An environmentalist in Yunlin County who makes cushioned footstools for people to buy with used batteries has been robbed five times in six months, he said on Tuesday.
Environmental campaigner Hsieh Wen-ta (謝彣達), 58, who runs a 24-hour self-serve kiosk in Yunlin County, said that people have stolen from the stall five times in the six months since it opened, taking more than 50 footstools and prying open the register on several occasions.
Hsieh has been making footstools and curtains for nearly 30 years, and thought that running a 24-hour kiosk would make it easier for people to recycle their batteries and pick up the products in exchange when he was not available, he said.
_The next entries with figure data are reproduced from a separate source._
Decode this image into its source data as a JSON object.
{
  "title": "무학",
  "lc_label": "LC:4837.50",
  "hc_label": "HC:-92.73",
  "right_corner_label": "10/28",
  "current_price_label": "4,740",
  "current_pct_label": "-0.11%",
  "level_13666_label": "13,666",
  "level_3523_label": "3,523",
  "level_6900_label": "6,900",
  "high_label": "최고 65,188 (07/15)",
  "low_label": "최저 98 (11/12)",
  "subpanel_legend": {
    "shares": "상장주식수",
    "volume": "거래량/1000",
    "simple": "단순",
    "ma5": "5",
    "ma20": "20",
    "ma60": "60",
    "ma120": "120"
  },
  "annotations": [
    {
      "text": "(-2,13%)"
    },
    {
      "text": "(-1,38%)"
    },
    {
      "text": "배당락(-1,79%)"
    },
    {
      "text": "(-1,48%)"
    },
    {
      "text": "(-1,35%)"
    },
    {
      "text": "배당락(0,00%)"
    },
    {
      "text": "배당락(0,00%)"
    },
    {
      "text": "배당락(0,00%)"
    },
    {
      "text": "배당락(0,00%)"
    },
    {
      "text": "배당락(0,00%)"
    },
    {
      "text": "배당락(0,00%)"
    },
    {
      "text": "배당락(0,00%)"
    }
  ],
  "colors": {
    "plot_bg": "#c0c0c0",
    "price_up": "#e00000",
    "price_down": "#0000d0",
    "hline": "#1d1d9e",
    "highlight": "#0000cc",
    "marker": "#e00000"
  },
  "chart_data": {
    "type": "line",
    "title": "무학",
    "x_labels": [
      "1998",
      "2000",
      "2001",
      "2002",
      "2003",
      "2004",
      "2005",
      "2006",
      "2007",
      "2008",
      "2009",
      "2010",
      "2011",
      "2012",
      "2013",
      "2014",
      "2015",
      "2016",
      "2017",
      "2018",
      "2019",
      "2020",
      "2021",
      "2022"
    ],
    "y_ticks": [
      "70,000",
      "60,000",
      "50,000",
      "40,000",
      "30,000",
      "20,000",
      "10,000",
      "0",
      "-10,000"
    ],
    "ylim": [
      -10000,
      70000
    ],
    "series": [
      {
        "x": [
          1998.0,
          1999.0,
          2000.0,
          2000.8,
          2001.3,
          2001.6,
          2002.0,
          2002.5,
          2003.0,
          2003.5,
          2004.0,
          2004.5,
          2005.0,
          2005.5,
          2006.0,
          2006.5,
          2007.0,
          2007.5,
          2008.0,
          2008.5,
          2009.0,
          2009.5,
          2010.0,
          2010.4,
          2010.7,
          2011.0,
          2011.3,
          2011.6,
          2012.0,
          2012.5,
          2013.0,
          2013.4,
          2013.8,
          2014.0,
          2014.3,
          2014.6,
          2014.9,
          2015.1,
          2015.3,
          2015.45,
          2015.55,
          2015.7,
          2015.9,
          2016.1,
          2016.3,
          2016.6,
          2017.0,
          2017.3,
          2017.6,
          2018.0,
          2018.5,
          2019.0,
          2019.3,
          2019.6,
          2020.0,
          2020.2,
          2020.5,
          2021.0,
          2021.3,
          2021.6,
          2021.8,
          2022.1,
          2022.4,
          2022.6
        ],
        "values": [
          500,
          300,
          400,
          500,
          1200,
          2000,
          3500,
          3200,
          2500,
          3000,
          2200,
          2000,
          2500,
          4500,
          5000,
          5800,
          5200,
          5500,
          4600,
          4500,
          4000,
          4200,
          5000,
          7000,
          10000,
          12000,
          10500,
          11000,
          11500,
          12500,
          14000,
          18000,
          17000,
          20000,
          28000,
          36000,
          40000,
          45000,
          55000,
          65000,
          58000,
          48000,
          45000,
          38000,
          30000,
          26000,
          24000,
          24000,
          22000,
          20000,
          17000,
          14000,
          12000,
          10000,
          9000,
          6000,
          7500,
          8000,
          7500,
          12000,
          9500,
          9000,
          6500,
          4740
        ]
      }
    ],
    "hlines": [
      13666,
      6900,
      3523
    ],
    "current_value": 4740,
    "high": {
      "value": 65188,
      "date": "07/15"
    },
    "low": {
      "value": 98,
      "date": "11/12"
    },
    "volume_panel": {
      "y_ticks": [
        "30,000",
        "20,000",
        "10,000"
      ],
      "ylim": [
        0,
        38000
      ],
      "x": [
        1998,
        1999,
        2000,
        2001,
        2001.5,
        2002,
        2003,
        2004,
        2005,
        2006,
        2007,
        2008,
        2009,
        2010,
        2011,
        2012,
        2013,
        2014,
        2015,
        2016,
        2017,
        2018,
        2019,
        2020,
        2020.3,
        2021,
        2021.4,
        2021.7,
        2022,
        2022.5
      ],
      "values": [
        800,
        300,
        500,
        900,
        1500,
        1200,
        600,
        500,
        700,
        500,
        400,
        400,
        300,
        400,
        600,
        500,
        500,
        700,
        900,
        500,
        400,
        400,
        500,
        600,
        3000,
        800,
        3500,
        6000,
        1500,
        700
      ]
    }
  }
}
Photo: Huang Shu-li, Taipei Times
“Even the batteries that had been recycled and the plastic bins for collecting them were stolen,” he said, asking that thieves leave the kiosk alone.
Hsieh began promoting battery recycling 20 years ago over concerns about the damage discarded batteries do to the environment.
To spur recycling, he used the leftover material he had from making sofas and curtains to make footstools that he could give to people in exchange for their used batteries, he said.
His recycling kiosk, which is next to the county’s Environmental Protection Bureau, is the first of its kind in Taiwan, he added.
“It takes more than an hour to make one stool, but these discarded batteries are destructive to the environment — they must be recycled at all cost,” he said.
Hsieh has also worked with a blood bank, allowing people who donate blood to also buy a footstool using their old batteries.
Over the past 30 years he has recycled about 7 million batteries, and given away nearly 30,000 footstools, he said.